The company’s conservation area consists of areas that have high conservation value and areas with high carbon stocks.

BBiodiversity is one of the priorities of FAP Agri. The biodiversity of Indonesia’s forests is valuable because Indonesia is one of the countries with the highest level of biological diversity in the world. Furthermore, Indonesia is ranked third in terms of biodiversity. This means we have great responsibility to protect this natural capital by avoiding and minimizing the impact of our activities on the biodiversity. The commitments and objectives related to biodiversity in our Sustainable Policy are as follows:

Protection of HCV and HCS Areas

We do not develop new plantations until we have identified and implemented the protection of High Conservation Value (HCV / HCV) and High Carbon Stock (HCS / HCS) areas within the controlled land.

Zero Burning Policy

We maintain the Zero Burning Policy, include in our replanting stage and periodically conducting personnel preparation and training in dealing with forest and land fires.

Throughout the year, FAP Agri has increased its efforts to continue to conduct surveillance and socialization in order to ensure that our operations do not damage conservation areas and minimize negative impacts on the environment.


As a plantation company that relies on natural resources in its management, FAP Agri is well aware that every activity can have a direct impact on the environment and therefore we strive to be proactive so that this impact can be controlled and does not extend to the community.

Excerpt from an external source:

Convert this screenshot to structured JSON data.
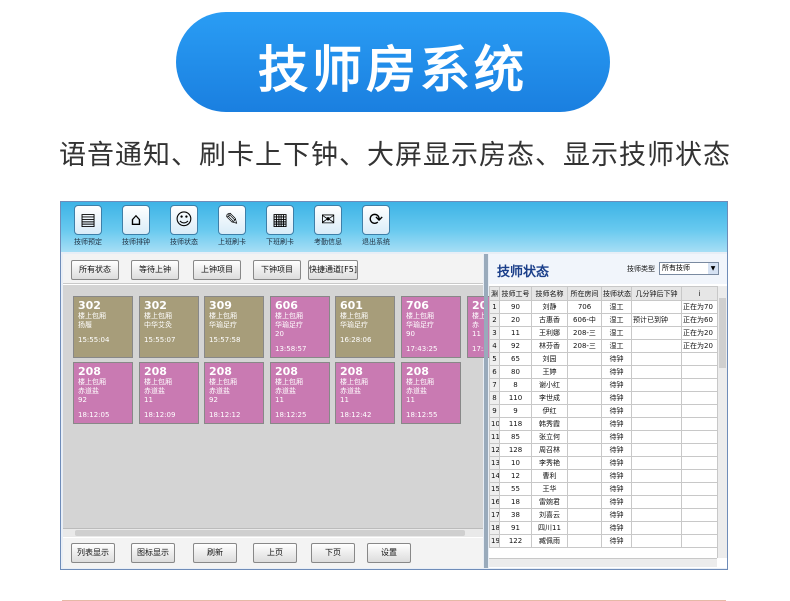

HCV and HCS are a set of criteria and methodologies that allow the identification of areas that need protection to minimize social and environmental impacts resulting from development. HCV is any biological, ecological, social or cultural value that is considered highly significant or important, at the national, regional or global level. Based on HCV we identified important areas such as orangutan habitat, sacred places, and areas important for local people or indigenous peoples. The HCS Assessment Body defines the HCS approach as a methodology that distinguishes between protected forest areas and degraded land with low carbon and enhancement values for biodiversity.


This approach is unique in that it is the only methodology that currently offers clear stratification of different types of vegetation for forest conservation. Using satellite photos and correlating with measurements of carbon in aboveground biomass, vegetation is differentiated into High Density, Medium Density and Low-Density Forest, Young Growing Forest, Scrub Shrub, and Open / Empty Land. The first four forest types can be considered HCS forests. Rights and uses of community lands are also mapped, along with analysis of small forest areas to identify forest areas that are worthy of protection.